Литмир - Электронная Библиотека

– Кого я должна изображать? – шепотом спросила она Бесподобного, когда они свернули к востоку в более тихие и тенистые улочки под городскими стенами.

– Понятия не имею. Пока, – ответил он, прищурившись от лучей зимнего солнца.
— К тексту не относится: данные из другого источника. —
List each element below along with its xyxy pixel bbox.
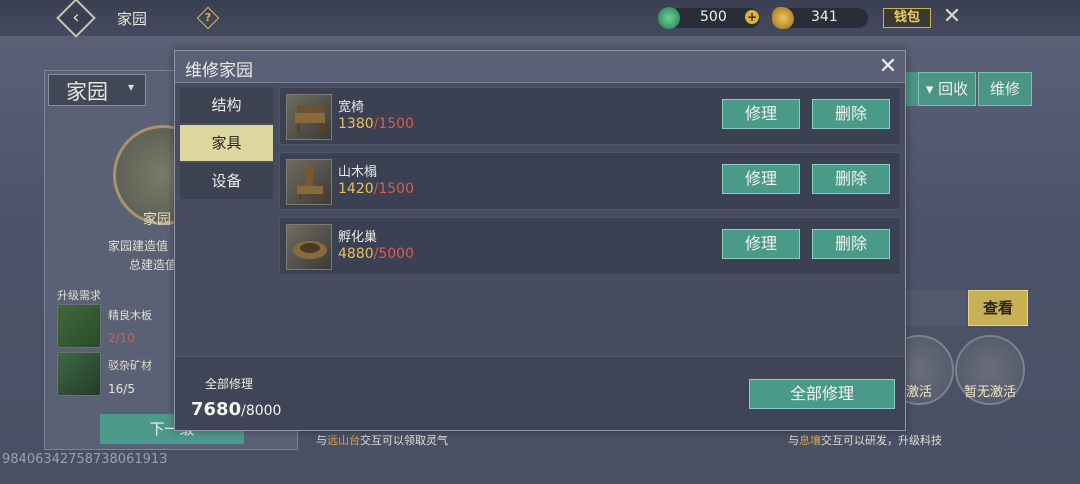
- close-icon[interactable]: ✕: [875, 54, 901, 80]
- requirement-name: 精良木板: [108, 309, 152, 322]
- total-durability: 7680/8000: [191, 399, 281, 420]
- item-name: 山木榻: [338, 165, 378, 180]
- wallet-button[interactable]: 钱包: [883, 8, 931, 28]
- help-question-mark: ?: [204, 11, 212, 24]
- recycle-button[interactable]: ▾ 回收: [918, 72, 976, 106]
- close-icon[interactable]: ✕: [940, 5, 964, 29]
- delete-button[interactable]: 删除: [812, 164, 890, 194]
- furniture-row: 山木榻 1420/1500 修理 删除: [279, 152, 901, 210]
- repair-button[interactable]: 修理: [722, 99, 800, 129]
- dialog-title: 维修家园: [185, 61, 253, 81]
- nest-icon: [286, 224, 332, 270]
- tab-furniture[interactable]: 家具: [180, 125, 273, 161]
- requirement-count: 2/10: [108, 331, 135, 345]
- hint-text: 交互可以领取灵气: [360, 434, 448, 447]
- page-title: 家园: [117, 10, 148, 28]
- inactive-label: 激活: [906, 385, 933, 400]
- chair-icon: [286, 94, 332, 140]
- total-current: 7680: [191, 399, 242, 420]
- tab-equipment[interactable]: 设备: [180, 163, 273, 199]
- right-head-edge: [904, 72, 918, 106]
- repair-all-button[interactable]: 全部修理: [749, 379, 895, 409]
- durability-current: 1420: [338, 181, 374, 197]
- top-bar: ‹ 家园 ? 500 + 341 钱包 ✕: [0, 0, 1080, 38]
- back-arrow-icon: ‹: [72, 7, 80, 28]
- jade-icon: [658, 7, 680, 29]
- item-name: 孵化巢: [338, 230, 378, 245]
- emblem-label: 家园: [143, 212, 171, 228]
- requirement-count: 16/5: [108, 382, 135, 396]
- hint-highlight: 远山台: [327, 434, 360, 447]
- item-durability: 4880/5000: [338, 246, 414, 262]
- durability-max: /1500: [373, 181, 414, 197]
- coin-icon: [772, 7, 794, 29]
- hint-text: 交互可以研发，升级科技: [821, 434, 942, 447]
- tab-structure[interactable]: 结构: [180, 87, 273, 123]
- delete-button[interactable]: 删除: [812, 229, 890, 259]
- build-value-label: 家园建造值: [108, 239, 169, 253]
- durability-max: /5000: [373, 246, 414, 262]
- chevron-down-icon: ▾: [128, 80, 135, 94]
- durability-max: /1500: [373, 116, 414, 132]
- player-id: 9840634275873806191З: [2, 452, 168, 467]
- right-strip: [906, 290, 966, 326]
- coin-value: 341: [811, 9, 838, 25]
- inactive-label: 暂无激活: [964, 385, 1017, 400]
- jade-value: 500: [700, 9, 727, 25]
- delete-button[interactable]: 删除: [812, 99, 890, 129]
- chevron-down-icon: ▾: [925, 80, 934, 98]
- repair-home-dialog: 维修家园 ✕ 结构 家具 设备 宽椅 1380/1500 修理 删除 山木榻 1…: [174, 50, 906, 431]
- repair-button[interactable]: 修理: [722, 164, 800, 194]
- check-button[interactable]: 查看: [968, 290, 1028, 326]
- item-durability: 1420/1500: [338, 181, 414, 197]
- furniture-row: 宽椅 1380/1500 修理 删除: [279, 87, 901, 145]
- plank-icon: [57, 304, 101, 348]
- item-name: 宽椅: [338, 100, 365, 115]
- repair-button[interactable]: 修理: [722, 229, 800, 259]
- qi-hint: 与远山台交互可以领取灵气: [316, 432, 448, 448]
- furniture-row: 孵化巢 4880/5000 修理 删除: [279, 217, 901, 275]
- item-durability: 1380/1500: [338, 116, 414, 132]
- all-repair-label: 全部修理: [205, 377, 254, 391]
- total-value-label: 总建造值: [129, 258, 178, 272]
- hint-text: 与: [316, 434, 327, 447]
- add-currency-icon[interactable]: +: [745, 10, 759, 24]
- dialog-footer: 全部修理 7680/8000 全部修理: [175, 356, 905, 430]
- hint-text: 与: [788, 434, 799, 447]
- repair-tab-button[interactable]: 维修: [978, 72, 1032, 106]
- ore-icon: [57, 352, 101, 396]
- dialog-header: 维修家园 ✕: [175, 51, 905, 83]
- tech-hint: 与息壤交互可以研发，升级科技: [788, 432, 942, 448]
- recycle-label: 回收: [938, 80, 969, 98]
- couch-icon: [286, 159, 332, 205]
- requirement-name: 驳杂矿材: [108, 359, 152, 372]
- total-max: /8000: [241, 403, 282, 419]
- durability-current: 1380: [338, 116, 374, 132]
- upgrade-requirements-title: 升级需求: [57, 289, 101, 302]
- durability-current: 4880: [338, 246, 374, 262]
- home-select-label: 家园: [66, 80, 108, 104]
- hint-highlight: 息壤: [799, 434, 821, 447]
Они остановились где-то к северу от ворот, в грязном обветшалом квартале, слишком бедном, чтобы Шэй разносила там посылки. Однако Бесподобный, казалось, точно знал, куда они направляются. Он показал ей на узкий, не шире ручной тачки, проходец между двумя низкими навесами и взял ее за руку. Она, приподняв подол платья, последовала за ним прямо по грязи. В конце темного, поросшего мхом проулка покачивалась на петлях вывеска таверны: скособоченная сорока уставилась на нее черным глазом. «Одна – к печали», – невольно прозвучал голос в ее голове, когда она переступила порог этого заведения вслед за Бесподобным.

– Господа заядлые и азартные игроки, – голос Бесподобного прозвучал нервно в этом неприглядном тесном помещении. Шэй почувствовала подошвами колкий гравий пола, покрытого склизкой грязью, – я обнаружил настоящее сокровище.

Носком башмака он подтолкнул Шэй вперед, и она, слегка споткнувшись, вошла в круг света. Она не сводила взгляда с пламени свечей, горевших над темным кольцом выпивающей компании.

– Я нашел ее в доках, дрожащей под днищем лодки. Сбежала с корабля, наверное. Пуглива, как лань, но брыкается покруче мула. Не из наших краев, очевидно, и совсем не понимает по-английски. Я как раз собрался к нашему ученому доктору Ди на тот случай, если за нее назначат высокую награду, но, зная, как обитатели «Сороки» любят заключать пари, решил сделать крюк, – в таверне все притихли, а он зазывно продолжил: – За шиллинг можно угадать. Откуда приплыла наша загадочная чужестранка? Лучший ответ получает весь банк, за исключением, конечно, самой незначительной доли для банкира! – Он отвесил им легкий поклон.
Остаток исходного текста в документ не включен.